Não prendam Nara Leão!

Dia 27 de maio de 1966 Carlos Drummond de Andrade publicou um poema contra um suposto desejo dos militares de que Nara Leão fosse presa depois de uma entrevista que ela deu na imprensa.

No dia 22 de maio de 1966, foi publicada uma entrevista da cantora, em que o título da matéria já falava por si. “Nara é de opinião: esse Exército não vale nada”. Não por coincidência, no mesmo dia, o mesmo jornal ostentava uma manchete do futuro presidente, o General Costa e Silva. “Costa e Silva: governarei com o povo”

Embora a manchete não correspondesse exatamente àquilo que Nara tivera dito na entrevista, ela já seria suficiente para causar estardalhaço: disse que os militares poderiam entender de canhões e metralhadoras, mas não de política; disse que o mundo seria melhor se não existisse exército; que numa guerra moderna, o Exército brasileiro não serviria para nada; e que um país desigual como o Brasil teria outras prioridades, como escolas e hospitais.
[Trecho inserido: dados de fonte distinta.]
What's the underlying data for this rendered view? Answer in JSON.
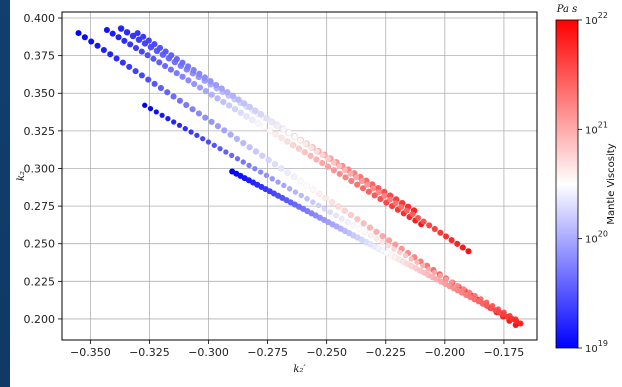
{
  "chart_data": {
    "type": "scatter",
    "xlabel": "k₂′",
    "ylabel": "k₂",
    "xlim": [
      -0.362,
      -0.161
    ],
    "ylim": [
      0.186,
      0.404
    ],
    "xticks": [
      -0.35,
      -0.325,
      -0.3,
      -0.275,
      -0.25,
      -0.225,
      -0.2,
      -0.175
    ],
    "xtick_labels": [
      "−0.350",
      "−0.325",
      "−0.300",
      "−0.275",
      "−0.250",
      "−0.225",
      "−0.200",
      "−0.175"
    ],
    "yticks": [
      0.2,
      0.225,
      0.25,
      0.275,
      0.3,
      0.325,
      0.35,
      0.375,
      0.4
    ],
    "ytick_labels": [
      "0.200",
      "0.225",
      "0.250",
      "0.275",
      "0.300",
      "0.325",
      "0.350",
      "0.375",
      "0.400"
    ],
    "grid": true,
    "colorbar": {
      "label": "Mantle Viscosity",
      "unit": "Pa s",
      "scale": "log",
      "range": [
        1e+19,
        1e+22
      ],
      "tick_exponents": [
        "22",
        "21",
        "20",
        "19"
      ],
      "colormap": [
        "#0000ff",
        "#ffffff",
        "#ff0000"
      ]
    },
    "series": [
      {
        "x_start": -0.355,
        "y_start": 0.39,
        "x_end": -0.17,
        "y_end": 0.196,
        "log_visc_start": 19.0,
        "log_visc_end": 21.9,
        "count": 70,
        "radius": 3.0
      },
      {
        "x_start": -0.343,
        "y_start": 0.392,
        "x_end": -0.21,
        "y_end": 0.263,
        "log_visc_start": 19.1,
        "log_visc_end": 21.9,
        "count": 55,
        "radius": 3.0
      },
      {
        "x_start": -0.337,
        "y_start": 0.393,
        "x_end": -0.213,
        "y_end": 0.272,
        "log_visc_start": 19.2,
        "log_visc_end": 21.8,
        "count": 50,
        "radius": 3.2
      },
      {
        "x_start": -0.33,
        "y_start": 0.39,
        "x_end": -0.19,
        "y_end": 0.245,
        "log_visc_start": 19.3,
        "log_visc_end": 21.9,
        "count": 60,
        "radius": 3.0
      },
      {
        "x_start": -0.327,
        "y_start": 0.342,
        "x_end": -0.17,
        "y_end": 0.2,
        "log_visc_start": 19.0,
        "log_visc_end": 21.6,
        "count": 65,
        "radius": 2.6
      },
      {
        "x_start": -0.29,
        "y_start": 0.298,
        "x_end": -0.168,
        "y_end": 0.197,
        "log_visc_start": 19.0,
        "log_visc_end": 21.8,
        "count": 70,
        "radius": 3.0
      }
    ]
  }
}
Segundo Tom Cardoso, na biografia que escreveu sobre Nara (Ninguém Pode com Nara Leão – ed. Planeta, 2021), o mudo teria caído sobre Nara. Os jornais teriam repercutido a notícia, e o pai da cantora, o advogado Jairo Leão, teria sido intimado a comparecer no Palácio Duque e Caxias, onde ficava o Ministério da Guerra. No entanto, ele teria dito a Mario andreazza, chefe de gabinete de Costa e Silva:

– Minha filha é maior de idade e livre para dizer o que pensa

Não foi convencido, portanto, a fazer Nara desmentir o que dissera ao Jornal.
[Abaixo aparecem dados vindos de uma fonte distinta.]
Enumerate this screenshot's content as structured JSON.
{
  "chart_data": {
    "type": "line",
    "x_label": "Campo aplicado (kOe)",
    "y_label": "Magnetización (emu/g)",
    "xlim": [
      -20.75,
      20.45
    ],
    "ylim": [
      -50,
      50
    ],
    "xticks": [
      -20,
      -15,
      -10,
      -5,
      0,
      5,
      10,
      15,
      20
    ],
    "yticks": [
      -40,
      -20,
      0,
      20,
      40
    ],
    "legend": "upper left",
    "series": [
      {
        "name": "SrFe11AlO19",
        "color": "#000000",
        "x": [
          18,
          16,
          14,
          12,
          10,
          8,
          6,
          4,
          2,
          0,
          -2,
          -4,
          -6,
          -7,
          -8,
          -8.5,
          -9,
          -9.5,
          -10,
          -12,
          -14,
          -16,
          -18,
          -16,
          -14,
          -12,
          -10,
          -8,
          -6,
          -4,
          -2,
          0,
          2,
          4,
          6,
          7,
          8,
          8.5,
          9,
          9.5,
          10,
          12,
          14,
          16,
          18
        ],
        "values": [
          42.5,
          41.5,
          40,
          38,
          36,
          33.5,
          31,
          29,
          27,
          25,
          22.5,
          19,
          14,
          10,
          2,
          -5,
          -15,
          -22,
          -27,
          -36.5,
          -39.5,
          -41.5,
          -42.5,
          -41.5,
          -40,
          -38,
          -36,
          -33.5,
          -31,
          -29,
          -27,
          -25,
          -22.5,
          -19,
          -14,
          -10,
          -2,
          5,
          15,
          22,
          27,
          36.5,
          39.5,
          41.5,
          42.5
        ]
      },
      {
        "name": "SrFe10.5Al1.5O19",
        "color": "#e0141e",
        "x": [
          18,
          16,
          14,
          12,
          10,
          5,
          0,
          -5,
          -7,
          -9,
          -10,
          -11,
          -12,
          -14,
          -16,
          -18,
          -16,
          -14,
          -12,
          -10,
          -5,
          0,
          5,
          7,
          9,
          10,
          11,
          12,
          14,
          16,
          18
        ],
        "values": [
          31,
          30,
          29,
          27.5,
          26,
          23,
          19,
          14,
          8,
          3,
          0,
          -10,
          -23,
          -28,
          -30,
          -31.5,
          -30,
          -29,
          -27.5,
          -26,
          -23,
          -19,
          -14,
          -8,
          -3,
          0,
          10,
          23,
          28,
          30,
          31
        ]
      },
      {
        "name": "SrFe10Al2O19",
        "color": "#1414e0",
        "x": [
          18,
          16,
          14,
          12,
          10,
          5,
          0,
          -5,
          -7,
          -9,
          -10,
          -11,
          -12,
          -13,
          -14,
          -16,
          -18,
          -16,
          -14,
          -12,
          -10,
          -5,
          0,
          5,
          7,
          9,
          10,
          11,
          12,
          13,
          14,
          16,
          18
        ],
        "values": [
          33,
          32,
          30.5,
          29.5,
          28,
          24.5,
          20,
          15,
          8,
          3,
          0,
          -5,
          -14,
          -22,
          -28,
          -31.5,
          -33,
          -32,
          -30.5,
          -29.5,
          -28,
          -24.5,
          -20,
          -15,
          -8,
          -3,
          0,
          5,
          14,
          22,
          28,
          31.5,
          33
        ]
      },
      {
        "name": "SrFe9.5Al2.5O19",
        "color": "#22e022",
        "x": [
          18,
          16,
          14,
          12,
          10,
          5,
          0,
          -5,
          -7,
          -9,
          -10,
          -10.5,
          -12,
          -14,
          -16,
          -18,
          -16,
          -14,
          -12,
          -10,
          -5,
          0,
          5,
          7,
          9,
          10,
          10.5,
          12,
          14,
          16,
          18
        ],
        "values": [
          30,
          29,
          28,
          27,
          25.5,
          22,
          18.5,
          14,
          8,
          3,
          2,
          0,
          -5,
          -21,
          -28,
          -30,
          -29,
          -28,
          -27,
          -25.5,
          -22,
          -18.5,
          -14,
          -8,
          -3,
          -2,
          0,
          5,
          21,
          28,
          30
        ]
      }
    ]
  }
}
No entanto, já circulava na imprensa boatos de que o governo pretendia enquadrar Nara leão na Lei de Segurança Nacional e que ela poderia ser presa. Havia pressão da linha mais dura do Exército no sentido de que a suposta afronta não ficasse impune.

Segundo a biografia de Nara escrita por Sérgio Cabral (Lazuli, 2000), o serviço secreto do Ministério da Guerra, temendo a repercussão da entrevista, sugeriu três alternativas a Costa e Silva, Ministro da guerra e futuro presidente do Brasil:

a) o próprio exército responder ao artigo, “focalizando a atuação do exército na conjuntura do país”

b) responder indiretamente, por meio de artigo em que se focalizasse a atuação do exército “através de articulista identificado com a revolução”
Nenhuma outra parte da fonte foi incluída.